Mom didn’t pour the milk. She picked up two pieces of granola in her fingers and popped them in her mouth.
“I know you weren’t expecting to hear all this, but I do have a point and I’m getting to it.”
“Take your time,” I said. Who knew when this portal would be open again. It felt both natural and unnatural that we were here, having this very grown-up conversation. I liked that feeling.
Mom smiled at me, then her eyes traveled instinctively to the scars on my arm.
“When your father left,” she continued, “I didn’t expect him to go so far. Certainly not all the way across the country. But he had a friend there who offered him a job and he wanted to make a fresh start. I think he did truly plan on being in your life. He was just going to take some time to regroup.”
“So much for that,” I said.
Mom didn’t seem to hear me. “Once he was gone and I was alone, a single parent of a two-year-old . . . I really thought I’d die.” She swallowed hard. “I mean, I really thought I wanted to. For a long time. Three years, give or take. I don’t remember much except thinking that maybe you’d be better off living with your grandmother.”
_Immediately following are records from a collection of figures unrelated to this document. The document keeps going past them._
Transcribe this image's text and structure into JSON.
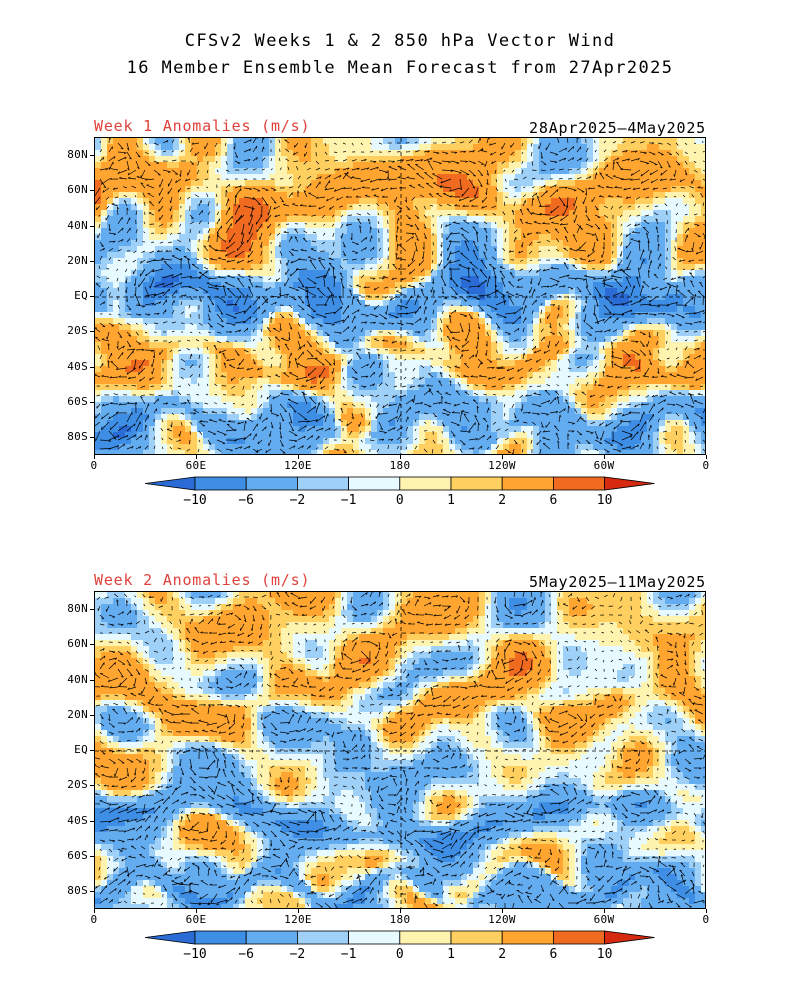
{
  "header": {
    "title": "CFSv2 Weeks 1 & 2 850 hPa Vector Wind",
    "subtitle": "16 Member Ensemble Mean Forecast from 27Apr2025"
  },
  "panels": [
    {
      "title": "Week 1 Anomalies (m/s)",
      "date_range": "28Apr2025—4May2025",
      "seed": 7
    },
    {
      "title": "Week 2 Anomalies (m/s)",
      "date_range": "5May2025—11May2025",
      "seed": 29
    }
  ],
  "axes": {
    "lat_labels": [
      "80N",
      "60N",
      "40N",
      "20N",
      "EQ",
      "20S",
      "40S",
      "60S",
      "80S"
    ],
    "lon_labels": [
      "0",
      "60E",
      "120E",
      "180",
      "120W",
      "60W",
      "0"
    ]
  },
  "colorbar": {
    "labels": [
      "−10",
      "−6",
      "−2",
      "−1",
      "0",
      "1",
      "2",
      "6",
      "10"
    ],
    "colors": [
      "#2a6bd6",
      "#3e8ee6",
      "#64acf0",
      "#9fd0f8",
      "#e6faff",
      "#fff3b0",
      "#ffd060",
      "#ffa530",
      "#f06a20",
      "#d62a10"
    ],
    "color_names": [
      "strong negative",
      "negative",
      "moderate negative",
      "weak negative",
      "near zero negative",
      "near zero positive",
      "weak positive",
      "moderate positive",
      "positive",
      "strong positive"
    ]
  }
}
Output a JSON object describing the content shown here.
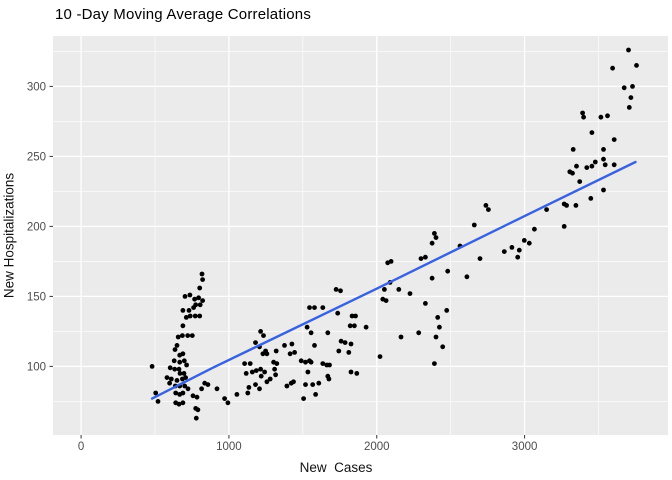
{
  "title": "10 -Day Moving Average Correlations",
  "colors": {
    "background": "#FFFFFF",
    "panel_bg": "#EBEBEB",
    "grid_major": "#FFFFFF",
    "grid_minor": "#FFFFFF",
    "point": "#000000",
    "smooth_line": "#3862E0",
    "tick_label": "#4D4D4D",
    "tick_mark": "#333333",
    "axis_title": "#111111"
  },
  "chart_data": {
    "type": "scatter",
    "title": "10 -Day Moving Average Correlations",
    "xlabel": "New  Cases",
    "ylabel": "New Hospitalizations",
    "xlim": [
      -190,
      3970
    ],
    "ylim": [
      51,
      336
    ],
    "xticks": [
      0,
      1000,
      2000,
      3000
    ],
    "yticks": [
      100,
      150,
      200,
      250,
      300
    ],
    "x_minor": [
      500,
      1500,
      2500,
      3500
    ],
    "y_minor": [
      75,
      125,
      175,
      225,
      275,
      325
    ],
    "grid": true,
    "legend": "none",
    "smooth_line": [
      [
        480,
        77
      ],
      [
        890,
        99
      ],
      [
        1970,
        154
      ],
      [
        3050,
        210
      ],
      [
        3750,
        246
      ]
    ],
    "points": [
      [
        818,
        166
      ],
      [
        822,
        162
      ],
      [
        802,
        156
      ],
      [
        703,
        150
      ],
      [
        736,
        151
      ],
      [
        768,
        148
      ],
      [
        795,
        149
      ],
      [
        822,
        147
      ],
      [
        775,
        144
      ],
      [
        806,
        144
      ],
      [
        689,
        140
      ],
      [
        730,
        140
      ],
      [
        761,
        142
      ],
      [
        712,
        135
      ],
      [
        738,
        136
      ],
      [
        772,
        136
      ],
      [
        802,
        136
      ],
      [
        689,
        129
      ],
      [
        657,
        121
      ],
      [
        685,
        122
      ],
      [
        721,
        122
      ],
      [
        752,
        122
      ],
      [
        649,
        115
      ],
      [
        635,
        112
      ],
      [
        667,
        108
      ],
      [
        689,
        109
      ],
      [
        630,
        104
      ],
      [
        667,
        103
      ],
      [
        698,
        104
      ],
      [
        714,
        101
      ],
      [
        480,
        100
      ],
      [
        603,
        99
      ],
      [
        633,
        98
      ],
      [
        662,
        98
      ],
      [
        581,
        92
      ],
      [
        610,
        91
      ],
      [
        649,
        90
      ],
      [
        669,
        95
      ],
      [
        696,
        95
      ],
      [
        685,
        91
      ],
      [
        707,
        92
      ],
      [
        599,
        88
      ],
      [
        637,
        86
      ],
      [
        667,
        86
      ],
      [
        701,
        86
      ],
      [
        836,
        88
      ],
      [
        858,
        87
      ],
      [
        815,
        84
      ],
      [
        505,
        81
      ],
      [
        640,
        81
      ],
      [
        667,
        80
      ],
      [
        689,
        81
      ],
      [
        723,
        84
      ],
      [
        520,
        75
      ],
      [
        640,
        74
      ],
      [
        662,
        73
      ],
      [
        689,
        74
      ],
      [
        757,
        79
      ],
      [
        784,
        78
      ],
      [
        775,
        70
      ],
      [
        790,
        69
      ],
      [
        779,
        63
      ],
      [
        919,
        84
      ],
      [
        971,
        77
      ],
      [
        993,
        74
      ],
      [
        1054,
        80
      ],
      [
        1106,
        102
      ],
      [
        1117,
        95
      ],
      [
        1128,
        81
      ],
      [
        1135,
        85
      ],
      [
        1144,
        102
      ],
      [
        1158,
        96
      ],
      [
        1180,
        117
      ],
      [
        1180,
        87
      ],
      [
        1185,
        97
      ],
      [
        1207,
        114
      ],
      [
        1207,
        84
      ],
      [
        1214,
        125
      ],
      [
        1214,
        98
      ],
      [
        1218,
        93
      ],
      [
        1230,
        109
      ],
      [
        1234,
        122
      ],
      [
        1241,
        96
      ],
      [
        1248,
        111
      ],
      [
        1257,
        109
      ],
      [
        1257,
        89
      ],
      [
        1279,
        91
      ],
      [
        1302,
        103
      ],
      [
        1309,
        98
      ],
      [
        1316,
        94
      ],
      [
        1320,
        111
      ],
      [
        1324,
        102
      ],
      [
        1376,
        115
      ],
      [
        1392,
        86
      ],
      [
        1414,
        109
      ],
      [
        1421,
        88
      ],
      [
        1426,
        116
      ],
      [
        1437,
        89
      ],
      [
        1444,
        110
      ],
      [
        1489,
        104
      ],
      [
        1505,
        77
      ],
      [
        1518,
        103
      ],
      [
        1518,
        87
      ],
      [
        1529,
        128
      ],
      [
        1534,
        96
      ],
      [
        1545,
        142
      ],
      [
        1545,
        104
      ],
      [
        1556,
        124
      ],
      [
        1556,
        103
      ],
      [
        1567,
        87
      ],
      [
        1579,
        142
      ],
      [
        1579,
        115
      ],
      [
        1586,
        80
      ],
      [
        1608,
        88
      ],
      [
        1635,
        142
      ],
      [
        1635,
        102
      ],
      [
        1662,
        101
      ],
      [
        1669,
        124
      ],
      [
        1669,
        93
      ],
      [
        1676,
        91
      ],
      [
        1680,
        101
      ],
      [
        1725,
        155
      ],
      [
        1736,
        138
      ],
      [
        1743,
        111
      ],
      [
        1755,
        154
      ],
      [
        1759,
        118
      ],
      [
        1786,
        117
      ],
      [
        1811,
        110
      ],
      [
        1820,
        129
      ],
      [
        1826,
        116
      ],
      [
        1826,
        96
      ],
      [
        1833,
        136
      ],
      [
        1849,
        129
      ],
      [
        1856,
        136
      ],
      [
        1865,
        95
      ],
      [
        1928,
        128
      ],
      [
        2022,
        107
      ],
      [
        2041,
        148
      ],
      [
        2052,
        155
      ],
      [
        2063,
        147
      ],
      [
        2074,
        174
      ],
      [
        2090,
        160
      ],
      [
        2097,
        175
      ],
      [
        2149,
        155
      ],
      [
        2164,
        121
      ],
      [
        2225,
        152
      ],
      [
        2284,
        124
      ],
      [
        2299,
        177
      ],
      [
        2329,
        178
      ],
      [
        2329,
        145
      ],
      [
        2374,
        188
      ],
      [
        2374,
        163
      ],
      [
        2390,
        195
      ],
      [
        2390,
        102
      ],
      [
        2401,
        192
      ],
      [
        2401,
        121
      ],
      [
        2412,
        135
      ],
      [
        2424,
        128
      ],
      [
        2446,
        114
      ],
      [
        2473,
        140
      ],
      [
        2480,
        168
      ],
      [
        2563,
        186
      ],
      [
        2610,
        164
      ],
      [
        2660,
        201
      ],
      [
        2698,
        177
      ],
      [
        2738,
        215
      ],
      [
        2755,
        212
      ],
      [
        2863,
        182
      ],
      [
        2914,
        185
      ],
      [
        2953,
        178
      ],
      [
        2964,
        183
      ],
      [
        2998,
        190
      ],
      [
        3032,
        188
      ],
      [
        3066,
        198
      ],
      [
        3149,
        212
      ],
      [
        3268,
        216
      ],
      [
        3268,
        200
      ],
      [
        3284,
        215
      ],
      [
        3306,
        239
      ],
      [
        3324,
        238
      ],
      [
        3329,
        255
      ],
      [
        3347,
        215
      ],
      [
        3351,
        243
      ],
      [
        3373,
        232
      ],
      [
        3392,
        281
      ],
      [
        3399,
        278
      ],
      [
        3421,
        242
      ],
      [
        3448,
        220
      ],
      [
        3455,
        267
      ],
      [
        3455,
        243
      ],
      [
        3478,
        246
      ],
      [
        3516,
        278
      ],
      [
        3534,
        255
      ],
      [
        3534,
        248
      ],
      [
        3534,
        226
      ],
      [
        3545,
        244
      ],
      [
        3561,
        279
      ],
      [
        3595,
        313
      ],
      [
        3606,
        262
      ],
      [
        3606,
        244
      ],
      [
        3674,
        299
      ],
      [
        3703,
        326
      ],
      [
        3708,
        285
      ],
      [
        3719,
        292
      ],
      [
        3730,
        300
      ],
      [
        3757,
        315
      ]
    ]
  }
}
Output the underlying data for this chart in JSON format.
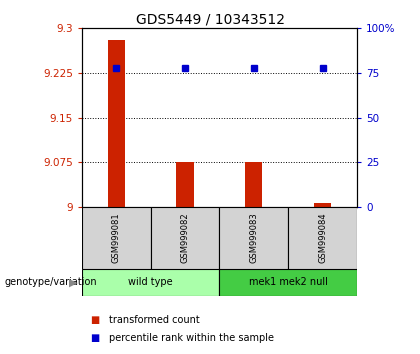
{
  "title": "GDS5449 / 10343512",
  "samples": [
    "GSM999081",
    "GSM999082",
    "GSM999083",
    "GSM999084"
  ],
  "bar_values": [
    9.28,
    9.075,
    9.075,
    9.007
  ],
  "percentile_values": [
    78,
    78,
    78,
    78
  ],
  "y_min": 9.0,
  "y_max": 9.3,
  "y_ticks": [
    9.0,
    9.075,
    9.15,
    9.225,
    9.3
  ],
  "y_ticklabels": [
    "9",
    "9.075",
    "9.15",
    "9.225",
    "9.3"
  ],
  "y2_ticks": [
    0,
    25,
    50,
    75,
    100
  ],
  "y2_ticklabels": [
    "0",
    "25",
    "50",
    "75",
    "100%"
  ],
  "bar_color": "#cc2200",
  "dot_color": "#0000cc",
  "group1_label": "wild type",
  "group1_color": "#aaffaa",
  "group2_label": "mek1 mek2 null",
  "group2_color": "#44cc44",
  "genotype_label": "genotype/variation",
  "legend_bar": "transformed count",
  "legend_dot": "percentile rank within the sample",
  "sample_box_color": "#d3d3d3",
  "title_fontsize": 10,
  "tick_fontsize": 7.5,
  "bar_width": 0.25
}
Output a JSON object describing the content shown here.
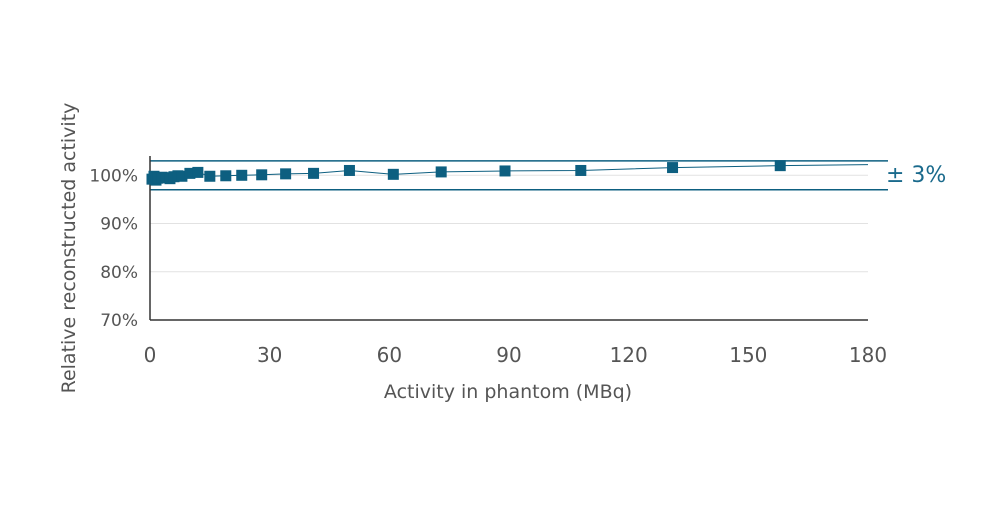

I turned to look out the window, unable to meet her glance. “Then why are you here, alive, and I’m not sitting with Grandma watching soap operas right now?”
Mom laughed a bit. “A friend convinced me to get help. Then one day, my boss at the bank sent me to an electronics store to buy a DVD player for the conference room. They’d just released the first two seasons of Silver Arrow.”
I turned to look at her now. She was shaking her head.
“Wait, wait. I need to backtrack,” she added. “The Silver Arrow thing. One year in college, there was a guy in my dorm. He was socially, you know, awkward and wanted to be popular. So when the show went on the air, he’d buy beer and snacks for anyone who wanted to drop in and watch with him. At first, only a few people came but eventually, the whole hallway would gather. I got addicted. It was so much fun to share something that way.”
I wanted to jump in and say, Yes! Duh! That is called fandom and that is why there is cosplay. But my mother was now unreeling so much of herself, I didn’t want to risk tangling her up.
“I could only watch it on and off after that year,” Mom continued, “but I always loved it. So the day I went into the store and saw this big display with life-size cutouts of the crew, it was like bumping into long-lost friends. I bought the DVDs and a player to go with them. But watching it again, with you . . . reminded me of that time in my life when I had everything in front of me. It seemed so safe to dream big back then. I hadn’t made any of my mistakes yet.”
She picked up another piece of granola and held it between her fingers.